21 Jahre in Köln trotz Abschiebebeschluss: Wie Huso B. das System nutzt
Kristiane Dippel21 Jahre in Köln trotz Abschiebebeschluss: Wie Huso B. das System nutzt
Ein Bosnier, der seit 21 Jahren in Köln lebt, trotz eines langjährigen Abschiebebeschlusses. Huso B. kam 2003 erstmals nach Deutschland, doch sein Asylantrag wurde abgelehnt, da Bosnien-Herzegowina als sicheres Herkunftsland eingestuft wird. Seitdem hält er sich im Land auf, bezieht staatliche Leistungen und hat sich einen Strafregistereintrag zugezogen.
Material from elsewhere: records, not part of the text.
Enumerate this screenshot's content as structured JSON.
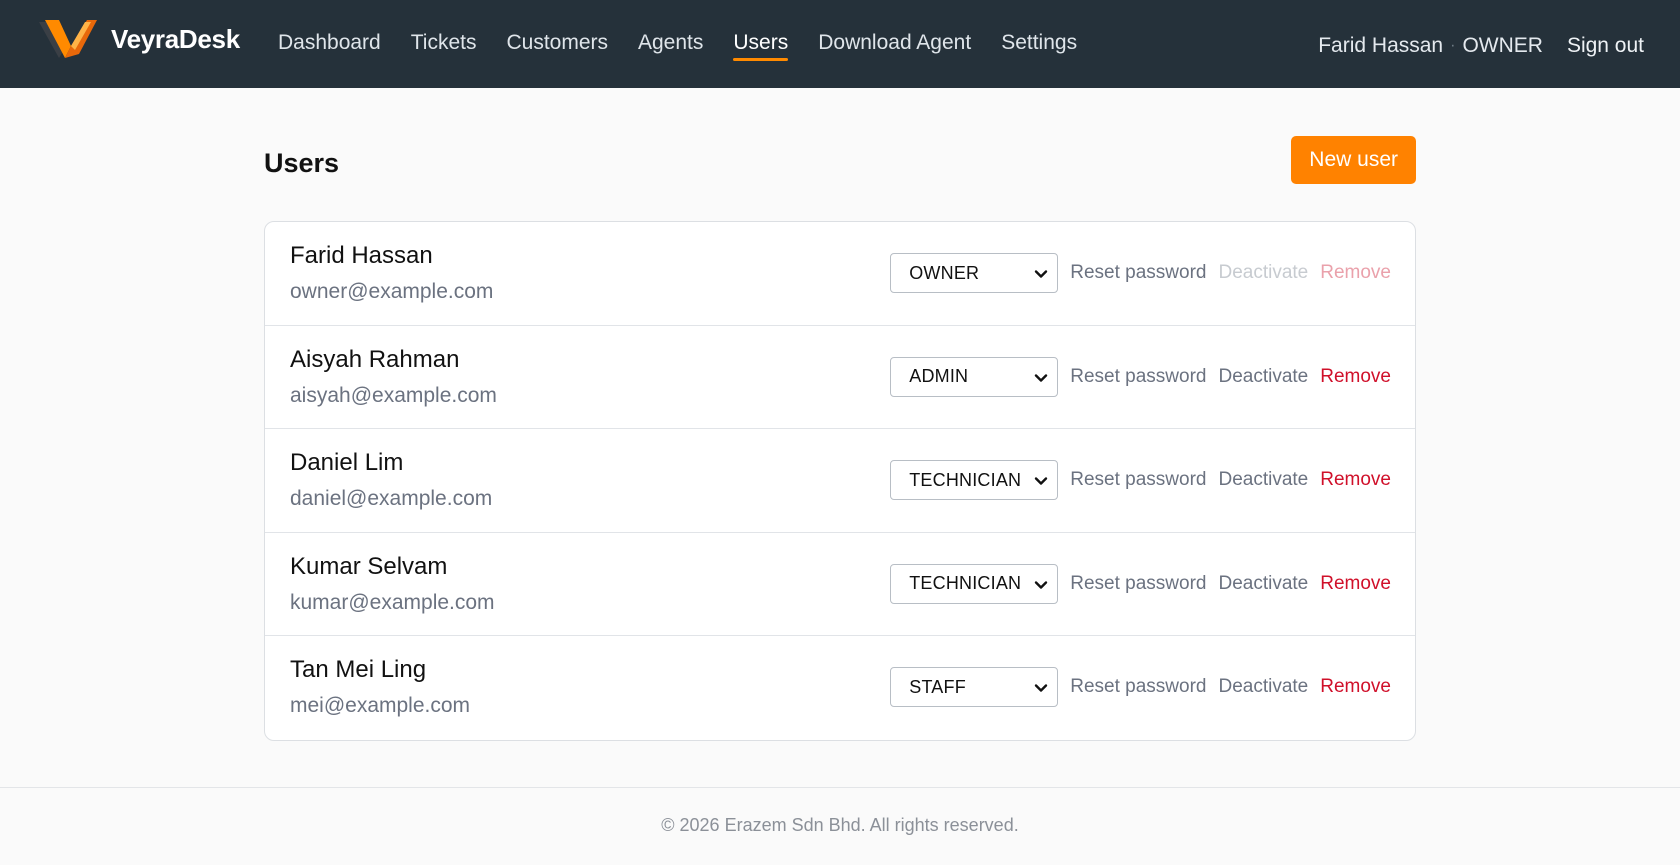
{
  "app": {
    "brand": "VeyraDesk"
  },
  "nav": {
    "items": [
      {
        "label": "Dashboard"
      },
      {
        "label": "Tickets"
      },
      {
        "label": "Customers"
      },
      {
        "label": "Agents"
      },
      {
        "label": "Users",
        "active": true
      },
      {
        "label": "Download Agent"
      },
      {
        "label": "Settings"
      }
    ]
  },
  "session": {
    "user": "Farid Hassan",
    "separator": "·",
    "role": "OWNER",
    "signout": "Sign out"
  },
  "page": {
    "title": "Users",
    "new_button": "New user"
  },
  "actions": {
    "reset": "Reset password",
    "deactivate": "Deactivate",
    "remove": "Remove"
  },
  "users": [
    {
      "name": "Farid Hassan",
      "email": "owner@example.com",
      "role": "OWNER",
      "self": true
    },
    {
      "name": "Aisyah Rahman",
      "email": "aisyah@example.com",
      "role": "ADMIN"
    },
    {
      "name": "Daniel Lim",
      "email": "daniel@example.com",
      "role": "TECHNICIAN"
    },
    {
      "name": "Kumar Selvam",
      "email": "kumar@example.com",
      "role": "TECHNICIAN"
    },
    {
      "name": "Tan Mei Ling",
      "email": "mei@example.com",
      "role": "STAFF"
    }
  ],
  "footer": {
    "text": "© 2026 Erazem Sdn Bhd. All rights reserved."
  },
  "colors": {
    "topbar": "#25313a",
    "accent": "#ff8200",
    "danger": "#d0102a"
  }
}
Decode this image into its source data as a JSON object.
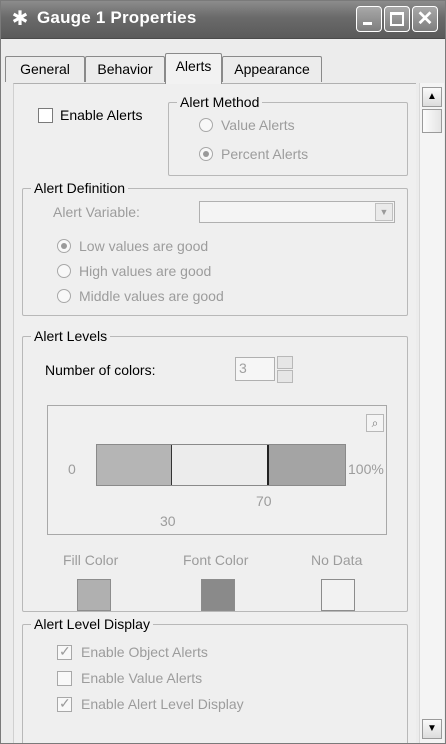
{
  "window": {
    "title": "Gauge 1 Properties"
  },
  "tabs": [
    {
      "label": "General"
    },
    {
      "label": "Behavior"
    },
    {
      "label": "Alerts"
    },
    {
      "label": "Appearance"
    }
  ],
  "active_tab": "Alerts",
  "enable_alerts": {
    "label": "Enable Alerts",
    "checked": false
  },
  "alert_method": {
    "title": "Alert Method",
    "options": [
      {
        "label": "Value Alerts",
        "selected": false
      },
      {
        "label": "Percent Alerts",
        "selected": true
      }
    ]
  },
  "alert_definition": {
    "title": "Alert Definition",
    "variable_label": "Alert Variable:",
    "variable_value": "",
    "options": [
      {
        "label": "Low values are good",
        "selected": true
      },
      {
        "label": "High values are good",
        "selected": false
      },
      {
        "label": "Middle values are good",
        "selected": false
      }
    ]
  },
  "alert_levels": {
    "title": "Alert Levels",
    "num_colors_label": "Number of colors:",
    "num_colors_value": "3",
    "scale_min": "0",
    "scale_max": "100%",
    "threshold_low": "30",
    "threshold_high": "70",
    "segment_colors": [
      "#b5b5b5",
      "#ececec",
      "#a4a4a4"
    ],
    "fill_color_label": "Fill Color",
    "font_color_label": "Font Color",
    "no_data_label": "No Data",
    "fill_color": "#b0b0b0",
    "font_color": "#8a8a8a",
    "no_data_color": "#f2f2f2"
  },
  "alert_level_display": {
    "title": "Alert Level Display",
    "options": [
      {
        "label": "Enable Object Alerts",
        "checked": true
      },
      {
        "label": "Enable Value Alerts",
        "checked": false
      },
      {
        "label": "Enable Alert Level Display",
        "checked": true
      }
    ]
  },
  "icons": {
    "title": "gauge-app-icon",
    "zoom": "magnifier-icon"
  }
}
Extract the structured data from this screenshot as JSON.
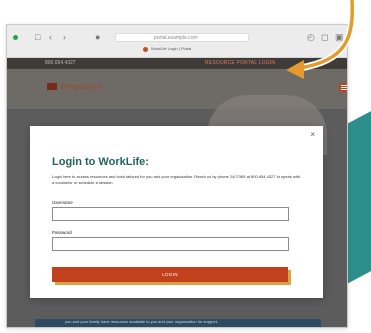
{
  "browser": {
    "url": "portal.example.com",
    "tab_title": "WorkLife Login | Portal"
  },
  "site": {
    "phone": "800.654.4327",
    "portal_link": "RESOURCE PORTAL LOGIN",
    "logo_text": "Perspectives"
  },
  "modal": {
    "close_glyph": "×",
    "title": "Login to WorkLife:",
    "description": "Login here to access resources and tools tailored for you and your organization. Reach us by phone 24/7/365 at 800.654.4327 to speak with a counselor or schedule a session.",
    "username_label": "Username",
    "username_value": "",
    "password_label": "Password",
    "password_value": "",
    "login_label": "LOGIN"
  },
  "page": {
    "bottom_text": "you and your family have resources available to you and your organization for support."
  },
  "colors": {
    "title": "#23625e",
    "button": "#c1411d",
    "button_shadow": "#d9a441",
    "arrow": "#e69a2e",
    "teal_accent": "#2c8f8c"
  }
}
Der Fall sorgt für Aufsehen, nachdem bekannt wurde, dass seine Familie monatlich über 7.000 Euro an Sozialleistungen erhält. Die Stadtverwaltung prüft nun, wie mit solchen Fällen umgegangen wird.
Huso B. beantragte 2003 Asyl, erhielt jedoch keinen Schutzstatus, da Bosnien-Herzegowina als sicheres Land gilt. Obwohl ihm die Ausreise auferlegt wurde, blieb er in Köln und baute sich dort eine Familie auf. Im Laufe der Jahre zeugte er acht Kinder, die alle in Deutschland geboren wurden – was seine Abschiebung wiederholt verzögerte.
Seit 2010 steht er wegen mehrfacher Betrugsdelikte vor Gericht und wurde mehrfach verurteilt. Dennoch erhält seine zehnköpfige Familie weiterhin 7.250,77 Euro monatlich nach dem Asylbewerberleistungsgesetz. Die Behörden begründen die wiederholte Aussetzung der Abschiebung mit dem Schutz des Familienzusammenhalts und dem Kindeswohl.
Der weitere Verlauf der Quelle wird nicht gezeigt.